We went to Lindsay Garden park and the kids spun on the merry go round for a long while while I used the swings.
Then we went on a short walk through the cemetery. There is supposed to be a nesting owl who comes every year about this time but I have no idea which tree they call home. Maybe sometime we’ll happen on an owl nest.
After lunch we watched a bit of the 5th Harry Potter movie. We’re listening to the 3rd audio book when we’re driving around.
Then it was time for Lilah and I to pick up her friend from school.
All three kids played with K’nex, Legos and pop beads together, making up an epic tale involving ninjas, queens and magic ala Harry Potter. There was scepter building, underwater place building, cat drawing, cafe visiting and everything else they could toss in.
In the morning the K’nex were used with the pop beads to create this home for the pop bead characters they are designing and playing with.
We took a drive out to Promontory, Utah to visit the Golden Spike National Historic Site.
It was a long drive and so we were happy to get out and balance on the rails, inspect the replicas of the old locomotives, check out the large collection of tumbleweeds hiding behind the railing at the visitors center and admire various old tumbling down buildings (more me than the kids).
The actual gold spike was not at the site, it’s at Stanford University, but they had a replica there. So Gavin learned that word pretty solidly and has been using it since, at least twice that I’ve heard.

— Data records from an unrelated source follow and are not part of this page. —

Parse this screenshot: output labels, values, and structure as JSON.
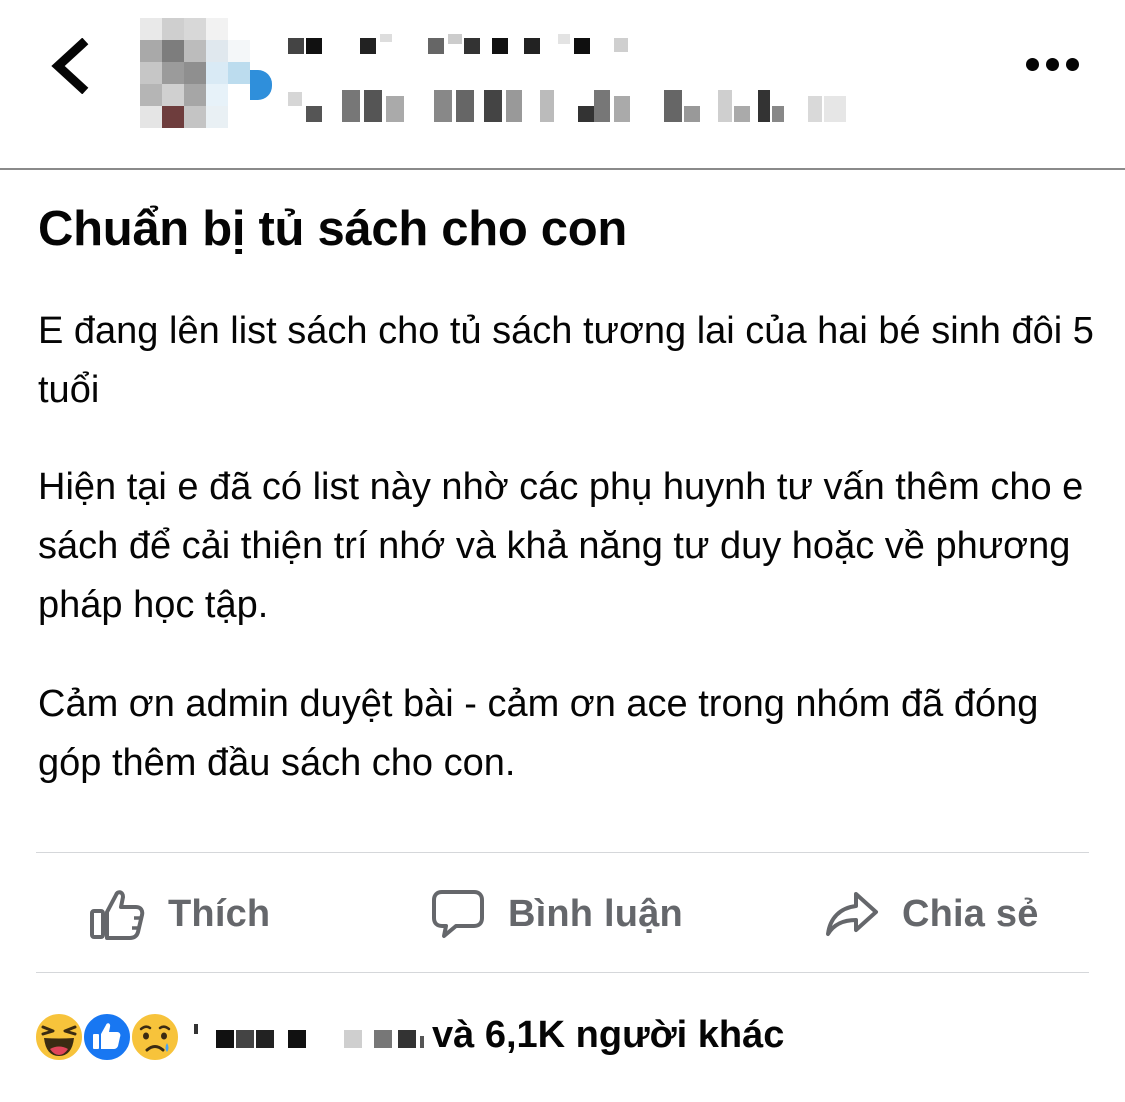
{
  "header": {
    "back_icon": "chevron-left-icon",
    "more_icon": "more-horizontal-icon"
  },
  "post": {
    "title": "Chuẩn bị tủ sách cho con",
    "paragraphs": [
      "E đang lên list sách cho tủ sách tương lai của hai bé sinh đôi 5 tuổi",
      "Hiện tại e đã có list này nhờ các phụ huynh tư vấn thêm cho e sách để cải thiện trí nhớ và khả năng tư duy hoặc về phương pháp học tập.",
      "Cảm ơn admin duyệt bài - cảm ơn ace trong nhóm đã đóng góp thêm đầu sách cho con."
    ]
  },
  "actions": {
    "like_label": "Thích",
    "comment_label": "Bình luận",
    "share_label": "Chia sẻ",
    "like_icon": "thumbs-up-icon",
    "comment_icon": "comment-bubble-icon",
    "share_icon": "share-arrow-icon"
  },
  "reactions": {
    "icons": [
      "haha-reaction-icon",
      "like-reaction-icon",
      "sad-reaction-icon"
    ],
    "summary": "và 6,1K người khác"
  },
  "colors": {
    "text": "#050505",
    "secondary_text": "#65676b",
    "divider": "#d5d7da",
    "like_blue": "#1877f2",
    "reaction_yellow": "#f7c33b"
  }
}
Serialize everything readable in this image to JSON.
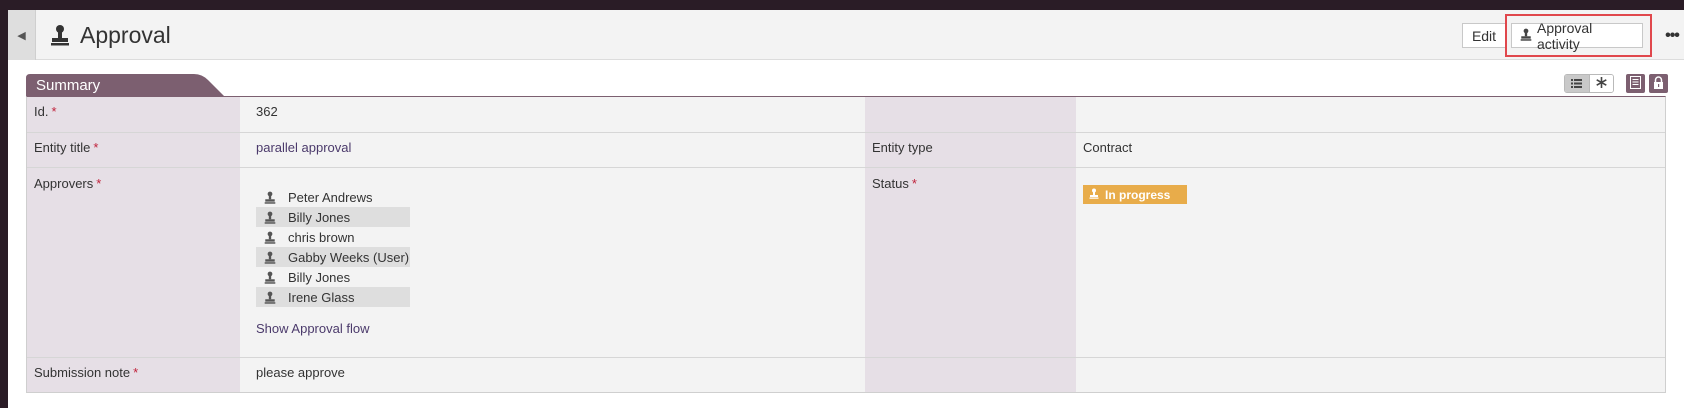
{
  "header": {
    "title": "Approval",
    "title_icon": "stamp-icon",
    "edit_label": "Edit",
    "approval_activity_label": "Approval activity",
    "more_label": "•••",
    "collapse_glyph": "◀"
  },
  "summary": {
    "tab_label": "Summary",
    "fields": {
      "id_label": "Id.",
      "id_value": "362",
      "entity_title_label": "Entity title",
      "entity_title_value": "parallel approval",
      "entity_type_label": "Entity type",
      "entity_type_value": "Contract",
      "approvers_label": "Approvers",
      "status_label": "Status",
      "status_value": "In progress",
      "submission_note_label": "Submission note",
      "submission_note_value": "please approve",
      "show_flow_label": "Show Approval flow",
      "required_mark": "*"
    },
    "approvers": [
      {
        "name": "Peter Andrews",
        "shaded": false
      },
      {
        "name": "Billy Jones",
        "shaded": true
      },
      {
        "name": "chris brown",
        "shaded": false
      },
      {
        "name": "Gabby Weeks (User)",
        "shaded": true
      },
      {
        "name": "Billy Jones",
        "shaded": false
      },
      {
        "name": "Irene Glass",
        "shaded": true
      }
    ]
  },
  "colors": {
    "accent": "#7c5f70",
    "status_in_progress": "#e8ac4a",
    "highlight": "#e0474c",
    "required": "#c0223b"
  }
}
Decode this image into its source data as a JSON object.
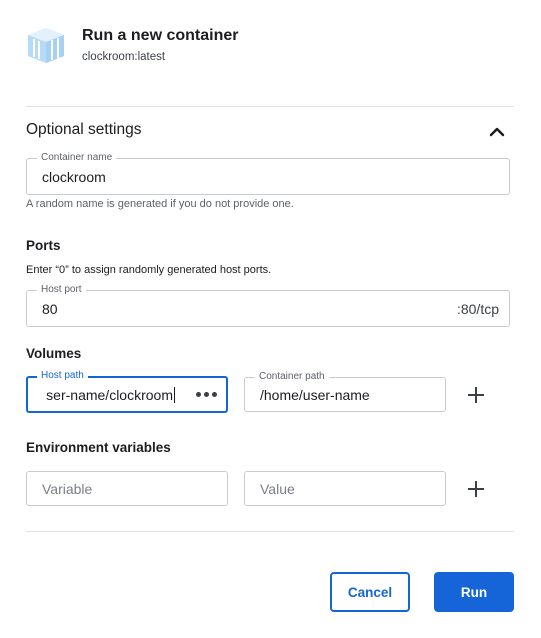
{
  "header": {
    "title": "Run a new container",
    "image": "clockroom:latest",
    "logo_icon": "container-image-icon"
  },
  "optional_settings": {
    "title": "Optional settings",
    "expanded": true,
    "container_name": {
      "label": "Container name",
      "value": "clockroom",
      "helper": "A random name is generated if you do not provide one."
    }
  },
  "ports": {
    "title": "Ports",
    "note": "Enter “0” to assign randomly generated host ports.",
    "host_port": {
      "label": "Host port",
      "value": "80",
      "suffix": ":80/tcp"
    }
  },
  "volumes": {
    "title": "Volumes",
    "host_path": {
      "label": "Host path",
      "value": "ser-name/clockroom"
    },
    "container_path": {
      "label": "Container path",
      "value": "/home/user-name"
    }
  },
  "env": {
    "title": "Environment variables",
    "variable_placeholder": "Variable",
    "value_placeholder": "Value"
  },
  "actions": {
    "cancel": "Cancel",
    "run": "Run"
  },
  "colors": {
    "accent": "#1565d8",
    "logo": "#b3d9f7"
  }
}
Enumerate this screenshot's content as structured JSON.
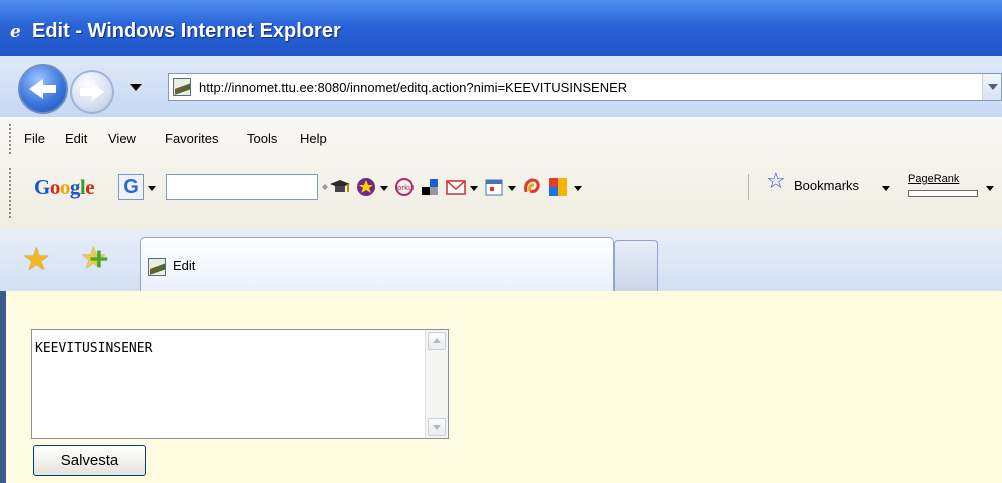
{
  "window": {
    "title": "Edit - Windows Internet Explorer"
  },
  "address": {
    "url": "http://innomet.ttu.ee:8080/innomet/editq.action?nimi=KEEVITUSINSENER"
  },
  "menu": [
    "File",
    "Edit",
    "View",
    "Favorites",
    "Tools",
    "Help"
  ],
  "google_toolbar": {
    "logo": [
      "G",
      "o",
      "o",
      "g",
      "l",
      "e"
    ],
    "g_button": "G",
    "search_value": "",
    "bookmarks_label": "Bookmarks",
    "pagerank_label": "PageRank"
  },
  "tabs": [
    {
      "label": "Edit",
      "active": true
    }
  ],
  "form": {
    "textarea_value": "KEEVITUSINSENER",
    "save_label": "Salvesta"
  },
  "colors": {
    "titlebar": "#2a64d8",
    "content_bg": "#fffce1"
  }
}
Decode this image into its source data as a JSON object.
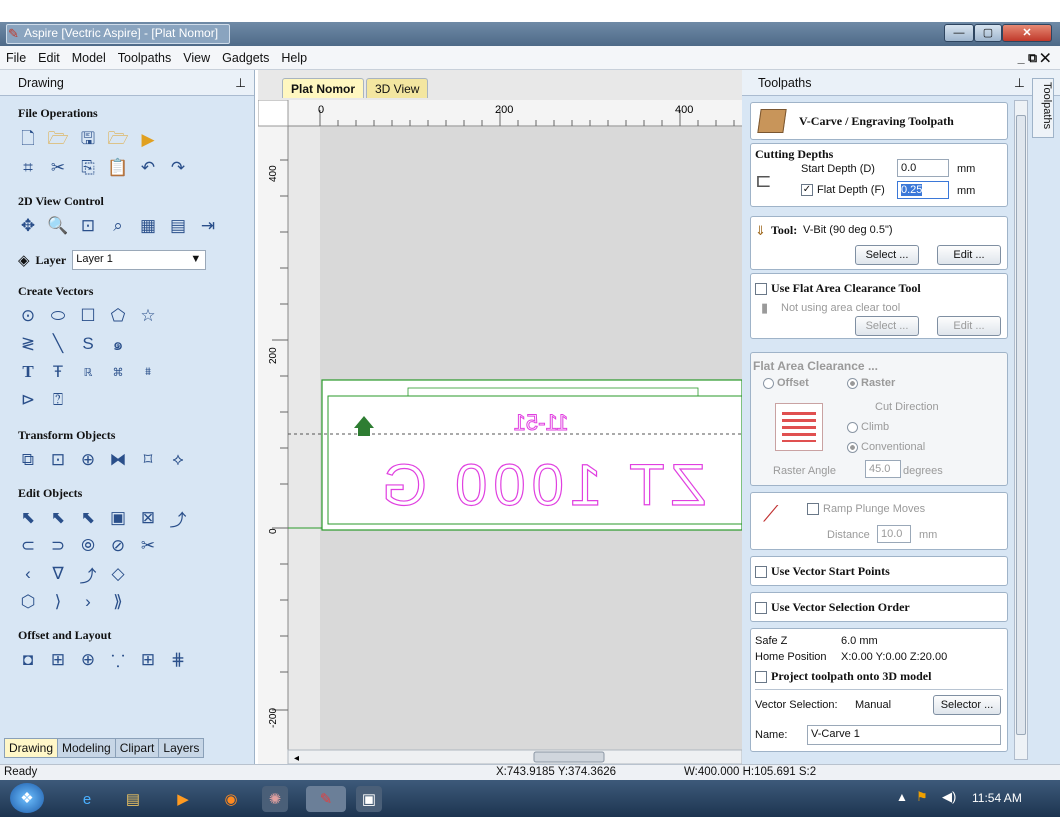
{
  "window": {
    "title": "Aspire [Vectric Aspire] - [Plat Nomor]"
  },
  "menu": [
    "File",
    "Edit",
    "Model",
    "Toolpaths",
    "View",
    "Gadgets",
    "Help"
  ],
  "left": {
    "panel_title": "Drawing",
    "sections": {
      "file_ops": "File Operations",
      "view2d": "2D View Control",
      "layer_label": "Layer",
      "layer_value": "Layer 1",
      "create_vectors": "Create Vectors",
      "transform": "Transform Objects",
      "edit": "Edit Objects",
      "offset": "Offset and Layout"
    },
    "tabs": [
      "Drawing",
      "Modeling",
      "Clipart",
      "Layers"
    ]
  },
  "center": {
    "tabs": [
      "Plat Nomor",
      "3D View"
    ],
    "ruler_x": [
      "0",
      "200",
      "400"
    ],
    "ruler_y": [
      "400",
      "200",
      "0",
      "-200"
    ],
    "plate_top_text": "11-51",
    "plate_main_text": "ZT 1000 G"
  },
  "right": {
    "panel_title": "Toolpaths",
    "side_tab": "Toolpaths",
    "header": "V-Carve / Engraving Toolpath",
    "cutting": {
      "title": "Cutting Depths",
      "start_label": "Start Depth (D)",
      "start_value": "0.0",
      "flat_label": "Flat Depth (F)",
      "flat_value": "0.25",
      "unit": "mm"
    },
    "tool": {
      "label": "Tool:",
      "value": "V-Bit (90 deg 0.5\")",
      "select": "Select ...",
      "edit": "Edit ..."
    },
    "flat_clear": {
      "title": "Use Flat Area Clearance Tool",
      "note": "Not using area clear tool",
      "select": "Select ...",
      "edit": "Edit ..."
    },
    "fac": {
      "title": "Flat Area Clearance ...",
      "offset": "Offset",
      "raster": "Raster",
      "cut_dir": "Cut Direction",
      "climb": "Climb",
      "conventional": "Conventional",
      "raster_angle_label": "Raster Angle",
      "raster_angle": "45.0",
      "degrees": "degrees"
    },
    "ramp": {
      "label": "Ramp Plunge Moves",
      "distance_label": "Distance",
      "distance": "10.0",
      "unit": "mm"
    },
    "start_points": "Use Vector Start Points",
    "selection_order": "Use Vector Selection Order",
    "safe": {
      "safe_z_label": "Safe Z",
      "safe_z": "6.0 mm",
      "home_label": "Home Position",
      "home": "X:0.00 Y:0.00 Z:20.00",
      "project": "Project toolpath onto 3D model",
      "vec_sel_label": "Vector Selection:",
      "vec_sel": "Manual",
      "selector": "Selector ...",
      "name_label": "Name:",
      "name": "V-Carve 1"
    }
  },
  "status": {
    "ready": "Ready",
    "coords": "X:743.9185 Y:374.3626",
    "size": "W:400.000  H:105.691  S:2"
  },
  "taskbar": {
    "time": "11:54 AM"
  }
}
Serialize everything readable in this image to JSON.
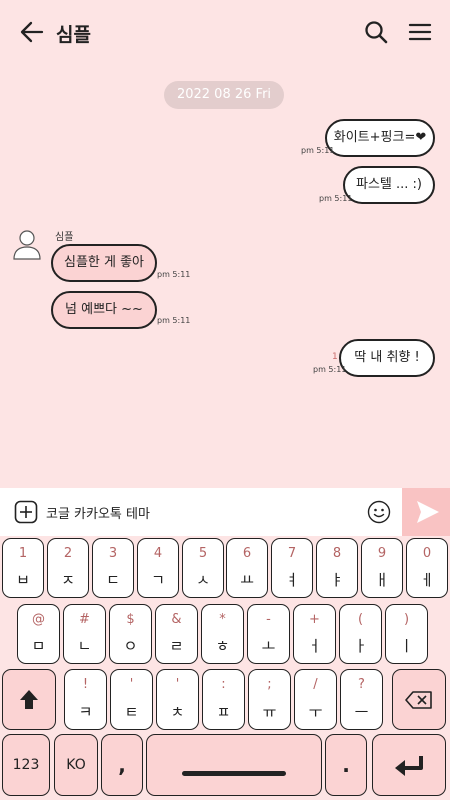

There was a crew working on restoring the locomotives, one coal burning, one wood burning. They were welding and scrubbing. The guide kept referring to Gavin as a girl and he never chose to correct him, so I followed his lead. Afterward I told him that he’s always free to point out he’s a boy if he wants to in these situations (happens shockingly frequently!) or ask me to if that’s more comfortable. He answered that he didn’t really care, which surprised and impressed me. The last time he was not happy about it at all. So we left it at that. It didn’t really matter enough to make a fuss over. If he’s comfortable, that’s what matters to me! A cat visited us while we were admiring the paint on the trains. She’s in charge of the mice, the guide told us. It seemed to me she was also an expert in visitor relations. She came right over to us and Lilah knew she’d like some petting. And she did.
We learned that the trains had to stop every 15 or 100 miles, depending on what they burn to produce steam. We learned that hooking the trains to the other cars was a very very risky career with injuries and deaths likely. Here’s Lilah trying her hand at using the link.
Afterward, on our way home Lilah spotted a playground and shouted, “Mama, PLAYGROUND!”, in a sort of desperate plea/command. So we circled around and tried out another merry-go-round and teeter totter, climbing bubble, and finally the play structure. That seems to be how the kids rank the various options – older and probably more dangerous first, then new and plastic and (possibly) safer.
I’m glad to know a merry go round is still something that can occupy hours and endless combinations of movement and experimentation. I remember it the same way from my own childhood. There aren’t very many left in our city – only one that I know of but in smaller towns like where we stopped today there are probably many more older playthings left.
I’m working hard to get us outside every day and take advantage of the spring time weather we are having in the beginning of February. It’s gorgeous right now, even while it’s obviously a sign of climate change.